Ajouter une section entièrement consacrée aux énergies marines renouvelables dans le Code de l'énergie. C'est l'une des propositions phares du syndicat des énergies renouvelables (SER) parmi les dix-sept qu'il a présentées au gouvernement le 17 juillet dernier. Elle aurait vocation à établir un régime d'autorisation unique « afin de mettre en place des procédures proportionnées et transparentes, garantissant la sécurité juridique nécessaire pour atteindre les objectifs français de développement des énergies marines renouvelables », indique le document. Il faut dire que les projets « sont soumis à un ensemble complexe de règles juridiques, source probable de retards, sinon de contentieux », comme le soulignait le rapport de la mission interministérielle menée en début d'année.
Outre la mention « à moyen terme », le rapport de juillet ne précise aucune date pour la création de cette procédure. « Ce n'est pas la mesure la plus urgente, mais c'est la plus importante », prévient Philippe Gilson le président de la commission énergies marines du SER. Et c'est certainement la plus complexe à façonner dans la mesure où elle s'inscrit dans un contexte à la fois réglementaire et législatif. « Nous avons besoin d'un cadre homogène cohérent. Il nécessite un certain nombre de pré-requis qui ne sont pas en place », précise Philippe Gilson. Le remodelage des frontières de responsabilité entre les différents ministères dont relèvent les énergies marines, par exemple, en fait partie. Aujourd'hui, les projets de production d'énergie en mer dépendent à la fois du ministère de l'Écologie, du ministère du Redressement productif, de celui de la Mer et du ministère des Finances, qui ont leurs propres contraintes et leurs propres priorités. « Il y a nécessité d'améliorer la coordination entre ces ministères », insiste Philippe Gilson qui ajoute toutefois : « Nous voudrions que les énergies marines aient une place réservée dans la stratégie nationale et que le leader soit le ministère de l'Écologie ».
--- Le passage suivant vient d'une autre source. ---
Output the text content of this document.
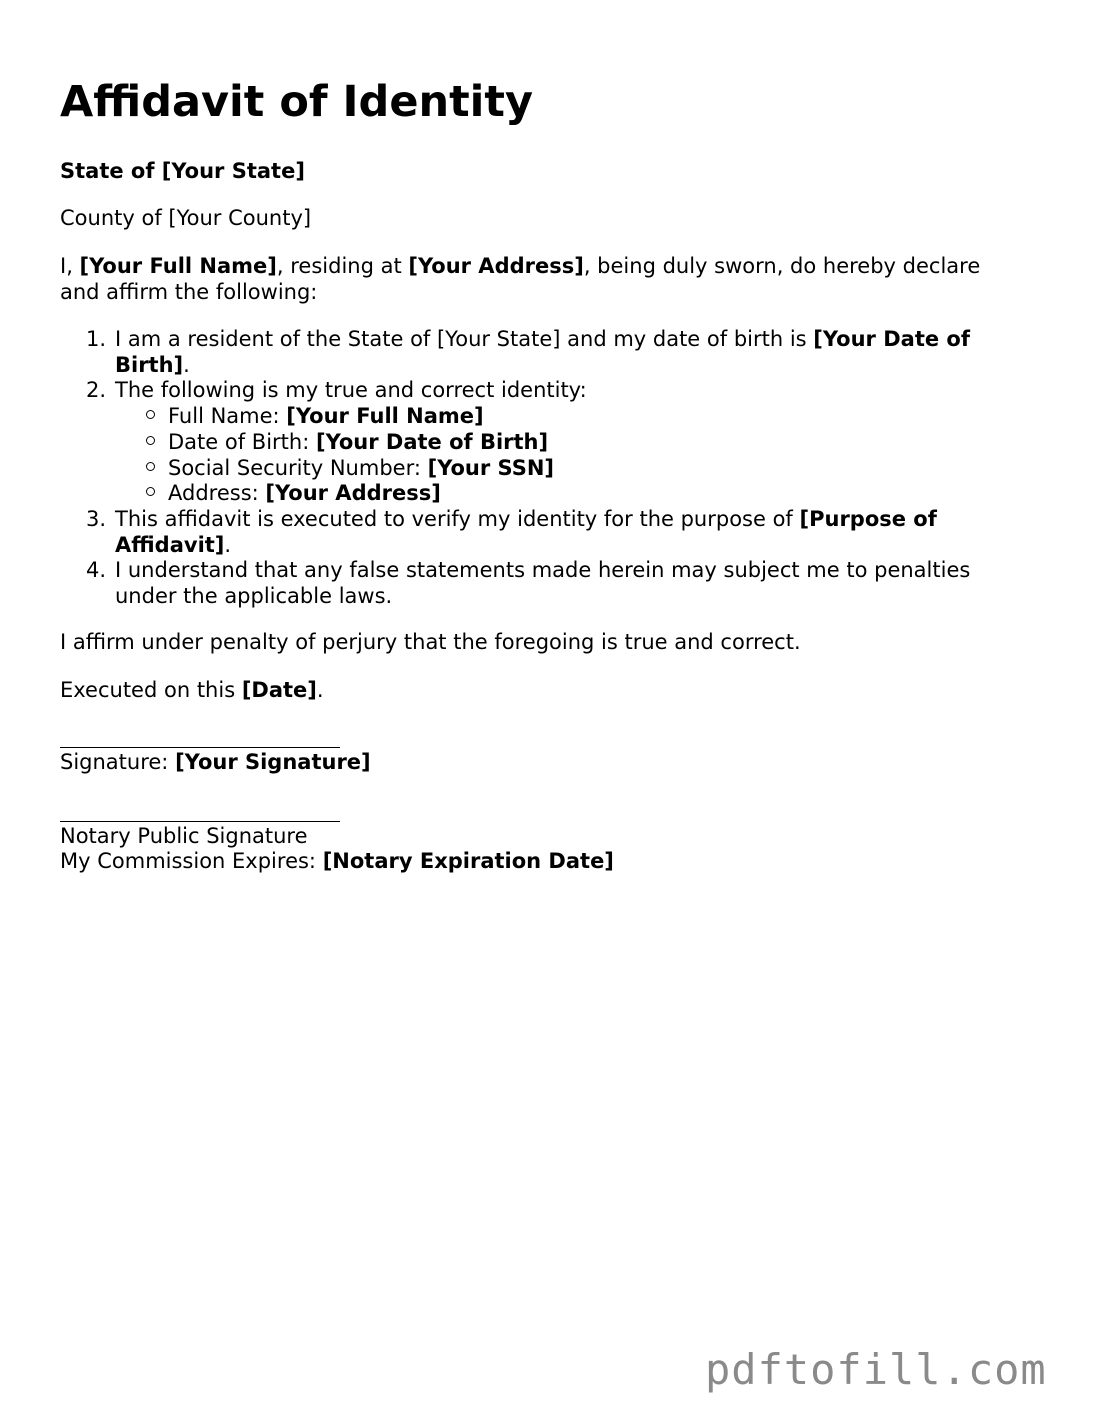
Affidavit of Identity

State of [Your State]

County of [Your County]

I, [Your Full Name], residing at [Your Address], being duly sworn, do hereby declare

and affirm the following:

1. I am a resident of the State of [Your State] and my date of birth is [Your Date of
Birth].
2. The following is my true and correct identity:
Full Name: [Your Full Name]
Date of Birth: [Your Date of Birth]
Social Security Number: [Your SSN]
Address: [Your Address]
3. This affidavit is executed to verify my identity for the purpose of [Purpose of
Affidavit].
4. I understand that any false statements made herein may subject me to penalties
under the applicable laws.

I affirm under penalty of perjury that the foregoing is true and correct.

Executed on this [Date].

Signature: [Your Signature]

Notary Public Signature

My Commission Expires: [Notary Expiration Date]

pdftofill.com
Les autres propositions du SER permettraient dans un premier temps, de pallier l'absence de guichet unique. Elles touchent de nombreux textes. Le rapport envisage par exemple des modifications du code du patrimoine, avec une proposition d'adaptation du régime de l'archéologie préventive pour tenir compte des conditions maritimes et de la capacité des acteurs institutionnels à intervenir sur le domaine public immergé. Le Code de l'urbanisme est également concerné pour permettre le passage de canalisations privées dans les espaces remarquables. « Il y a déjà eu un premier travail juridique sur le sujet avec la loi Brottes (du 15 avril 2013, ndlr), notamment pour le raccordement des grandes installations offshore, souligne Philippe Stohr, directeur général de Fortum France, dont un projet de démonstration d'une technologie houlomotrice est à l'étude en Bretagne. Mais il y a encore des questions sur le classement des zones remarquables. »
Le SER souhaiterait aussi prévoir une exception au Code général de la propriété des personnes afin de permettre la constitution de droits réels sur le domaine public. « De tels droits ne dispensent en rien le porteur de projet de respecter les dispositions relatives à la protection de l'environnement, ni le titulaire de la concession de construire son installation dans les conditions prévues par l'arrêté de concession », précise le rapport. Selon le SER, la mesure la plus simple à mettre en place serait l'extension de la dispense d'autorisation d'exploiter à certaines installations marines. En se basant sur une éolienne offshore « classique » produisant 6 MW, et en considérant qu'il en faut une dizaine pour étudier tous les paramètres utiles à un projet pilote, il a fixé à 60 MW le seuil en deçà duquel une ferme pourrait ne pas nécessiter pas d'autorisation spécifique. Cela dit, au-delà de la mise en place de ces propositions, ce qui inquiète le SER aujourd'hui, c'est le délai d'attente de l'appel à manifestation d'intérêt sur les fermes pilotes pour l'hydrolien. Et par conséquent, le risque pour les industriels français de prendre du retard par rapport à la concurrence internationale.